Can you go home again? You guys worked together in a different place at a different time.
Last time we were together, we all did our best work together. That was the last time I won the Gunn Report—best agency in the world. It was also the period where Walter won most of his [D&AD] Pencils. I think we both have had interesting experiences without each other—me as a manager and them as creatives. I think I created the circumstance where they do their best work. They made me look good.

For how long did you work together?
I worked with Walter for nearly twelve years. Less time with Sean.

Are you concerned about having too many chefs in the kitchen?
Dede is executive creative director of the agency—that’s what he was then, that’s what he is now. I am the boss of the agency. … My job is to run the agency. Dede’s job is the run the department. Walter and Sean’s job is to do something amazing. I don’t care what it is. I don’t want them looking at other people’s work. I don’t want them to do anything other than sitting in their office and thinking of something amazing. I believe that a medium-sized agency (with a creative department of about 60) can afford to have people who just do that. In fact, I would argue that not many agencies have got that person.

Who will they report to?
Listen, if they do a great script, I would love them to go and show it to Dede. And I would fully expect Dede to say, “Let’s go make that,” because that’s what I did when I was their ecd at Abbott Mead Vickers. I didn’t massively go in there and annoy them. I didn’t demand actually that they ever show me anything. I wanted them to show me stuff when they were really excited, which is what they did. So, yeah, there’s a very simple structure and I’m sure Walter and Sean will be delighted to show Dede their stuff. He’s a nice guy, a cool guy, a clever guy. My advice to Dede will be, let them do it.

You confident that Dede won’t feel threatened by this—having senior guys in the group who could second-guess him or replace him if all does not go well?
I have worked very hard to make him not feel those things. He shouldn’t feel those things. And, nobody wants his job—that’s the really cool thing. I don’t want it, Walter doesn’t want it, Sean doesn’t want it. He’s the ecd, he’s young, he’s good.

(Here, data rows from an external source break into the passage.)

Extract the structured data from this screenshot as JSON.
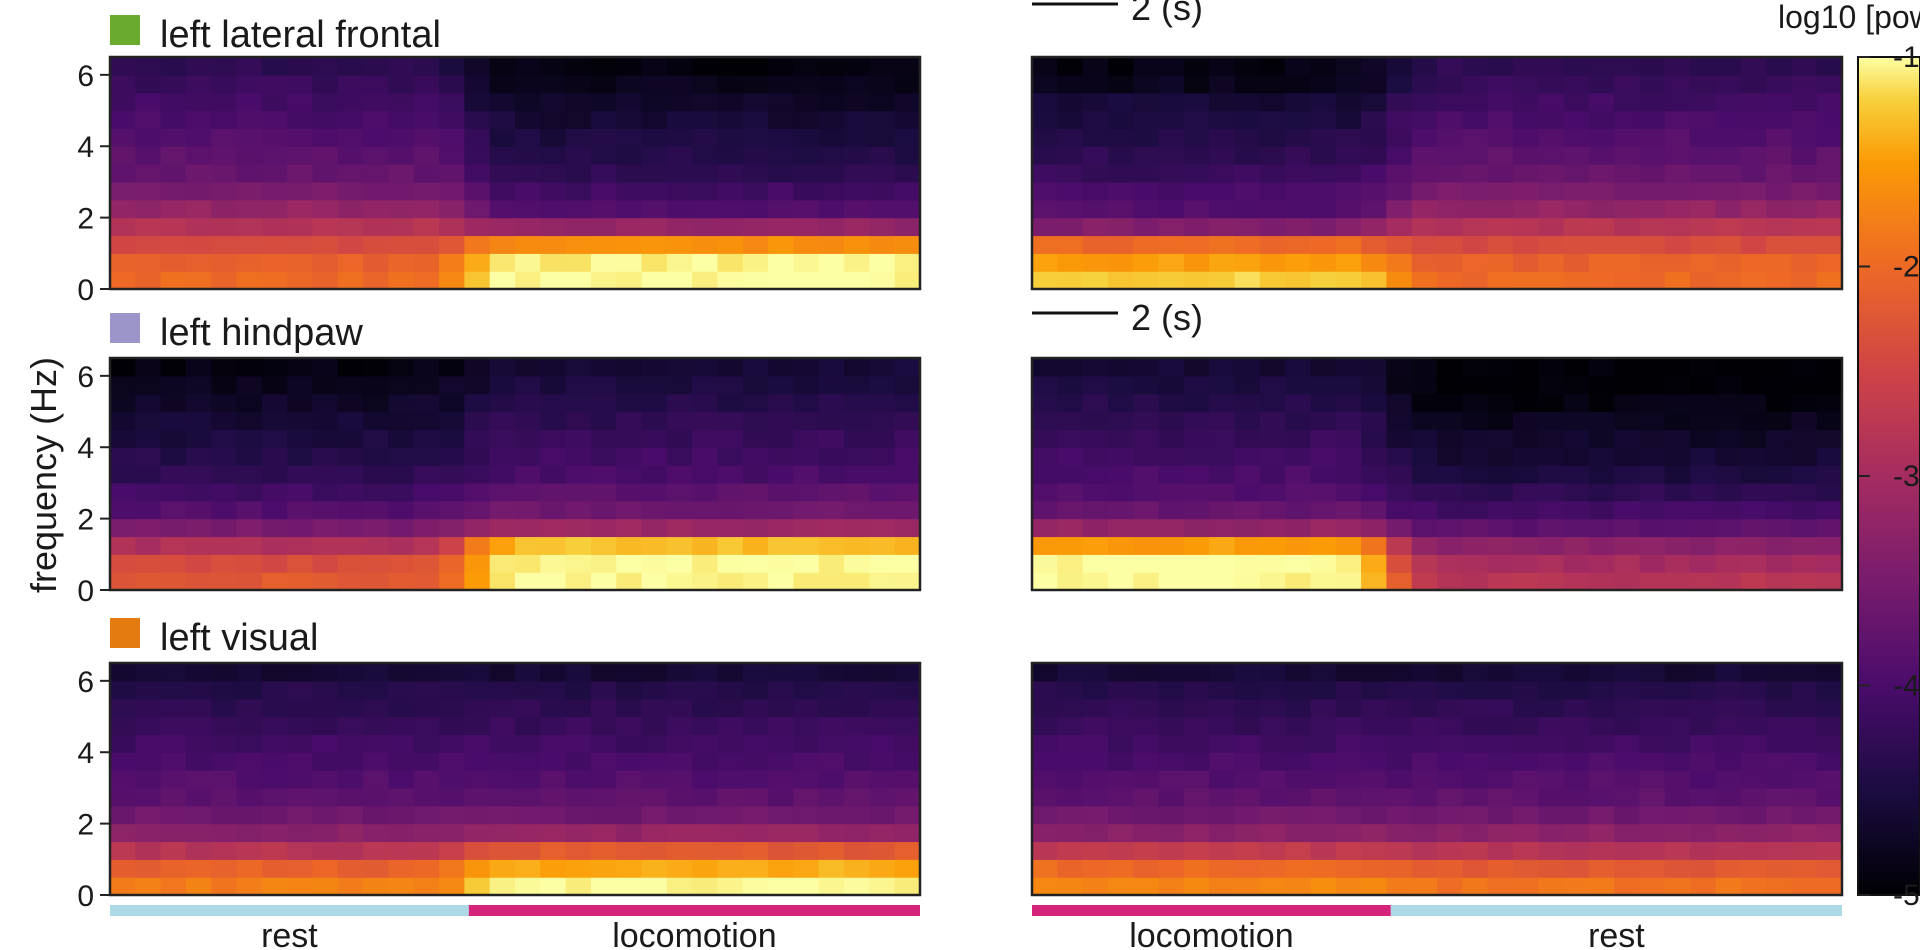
{
  "chart_data": {
    "type": "heatmap",
    "ylabel": "frequency (Hz)",
    "ylim": [
      0,
      6.5
    ],
    "yticks": [
      0,
      2,
      4,
      6
    ],
    "colorbar": {
      "title": "log10 [pow",
      "ticks": [
        "-1",
        "-2",
        "-3",
        "-4",
        "-5"
      ],
      "range": [
        -5,
        -1
      ],
      "colormap": "inferno"
    },
    "scale_bar_label": "2 (s)",
    "states": {
      "rest_label": "rest",
      "locomotion_label": "locomotion",
      "rest_color": "#add8e6",
      "locomotion_color": "#d6247a"
    },
    "regions": [
      {
        "name": "left lateral frontal",
        "color": "#6aaa2e"
      },
      {
        "name": "left hindpaw",
        "color": "#9b95c9"
      },
      {
        "name": "left visual",
        "color": "#e37b11"
      }
    ],
    "columns": [
      {
        "id": "onset",
        "segments": [
          {
            "state": "rest",
            "fraction": 0.443
          },
          {
            "state": "locomotion",
            "fraction": 0.557
          }
        ]
      },
      {
        "id": "offset",
        "segments": [
          {
            "state": "locomotion",
            "fraction": 0.443
          },
          {
            "state": "rest",
            "fraction": 0.557
          }
        ]
      }
    ],
    "time_bins": 32,
    "freq_axis_hz": [
      0.25,
      0.75,
      1.25,
      1.75,
      2.25,
      2.75,
      3.25,
      3.75,
      4.25,
      4.75,
      5.25,
      5.75,
      6.25
    ],
    "panels": [
      {
        "region": "left lateral frontal",
        "column": "onset",
        "rest_profile": [
          -2.0,
          -2.1,
          -2.4,
          -2.8,
          -3.2,
          -3.5,
          -3.7,
          -3.8,
          -3.9,
          -4.0,
          -4.1,
          -4.2,
          -4.3
        ],
        "locomotion_profile": [
          -1.0,
          -1.05,
          -1.6,
          -3.2,
          -3.9,
          -4.1,
          -4.3,
          -4.4,
          -4.5,
          -4.6,
          -4.7,
          -4.8,
          -4.9
        ]
      },
      {
        "region": "left lateral frontal",
        "column": "offset",
        "rest_profile": [
          -2.0,
          -2.1,
          -2.4,
          -2.8,
          -3.2,
          -3.5,
          -3.7,
          -3.8,
          -3.9,
          -4.0,
          -4.1,
          -4.2,
          -4.3
        ],
        "locomotion_profile": [
          -1.2,
          -1.5,
          -2.0,
          -3.4,
          -3.9,
          -4.0,
          -4.2,
          -4.3,
          -4.4,
          -4.5,
          -4.6,
          -4.8,
          -4.9
        ]
      },
      {
        "region": "left hindpaw",
        "column": "onset",
        "rest_profile": [
          -2.2,
          -2.4,
          -2.9,
          -3.5,
          -3.9,
          -4.1,
          -4.3,
          -4.4,
          -4.5,
          -4.6,
          -4.7,
          -4.8,
          -4.9
        ],
        "locomotion_profile": [
          -1.0,
          -1.0,
          -1.3,
          -3.1,
          -3.6,
          -3.8,
          -4.0,
          -4.1,
          -4.2,
          -4.3,
          -4.4,
          -4.5,
          -4.6
        ]
      },
      {
        "region": "left hindpaw",
        "column": "offset",
        "rest_profile": [
          -2.8,
          -3.0,
          -3.3,
          -3.8,
          -4.1,
          -4.3,
          -4.5,
          -4.6,
          -4.7,
          -4.8,
          -4.9,
          -5.0,
          -5.0
        ],
        "locomotion_profile": [
          -1.0,
          -1.0,
          -1.5,
          -3.2,
          -3.7,
          -3.9,
          -4.0,
          -4.1,
          -4.2,
          -4.3,
          -4.4,
          -4.5,
          -4.6
        ]
      },
      {
        "region": "left visual",
        "column": "onset",
        "rest_profile": [
          -1.8,
          -2.1,
          -2.8,
          -3.3,
          -3.6,
          -3.8,
          -3.9,
          -4.0,
          -4.1,
          -4.2,
          -4.3,
          -4.4,
          -4.6
        ],
        "locomotion_profile": [
          -1.0,
          -1.4,
          -2.2,
          -3.2,
          -3.6,
          -3.8,
          -3.9,
          -4.0,
          -4.1,
          -4.2,
          -4.3,
          -4.4,
          -4.6
        ]
      },
      {
        "region": "left visual",
        "column": "offset",
        "rest_profile": [
          -1.9,
          -2.2,
          -2.8,
          -3.3,
          -3.6,
          -3.8,
          -3.9,
          -4.0,
          -4.1,
          -4.2,
          -4.3,
          -4.4,
          -4.6
        ],
        "locomotion_profile": [
          -1.7,
          -2.0,
          -2.7,
          -3.3,
          -3.6,
          -3.8,
          -3.9,
          -4.0,
          -4.1,
          -4.2,
          -4.3,
          -4.4,
          -4.6
        ]
      }
    ]
  }
}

So, how do you define your role?
I believe massively in coaching. I believe massively in surrounding myself with people who are better than me. Here’s a nice little tidbit for you: Walter Campbell is going to earn more than me. In order to be able to hire him, I had to pay him more than me and I totally, totally applaud him making it. I think that’s great because he’s better than me: I’ve won 14 Pencils; he has won 23. I’m not threatened by Walter’s presence. I think it makes me look good. It makes my agency work better and that’s my job. And I would just propose that Dede should feel the same thing.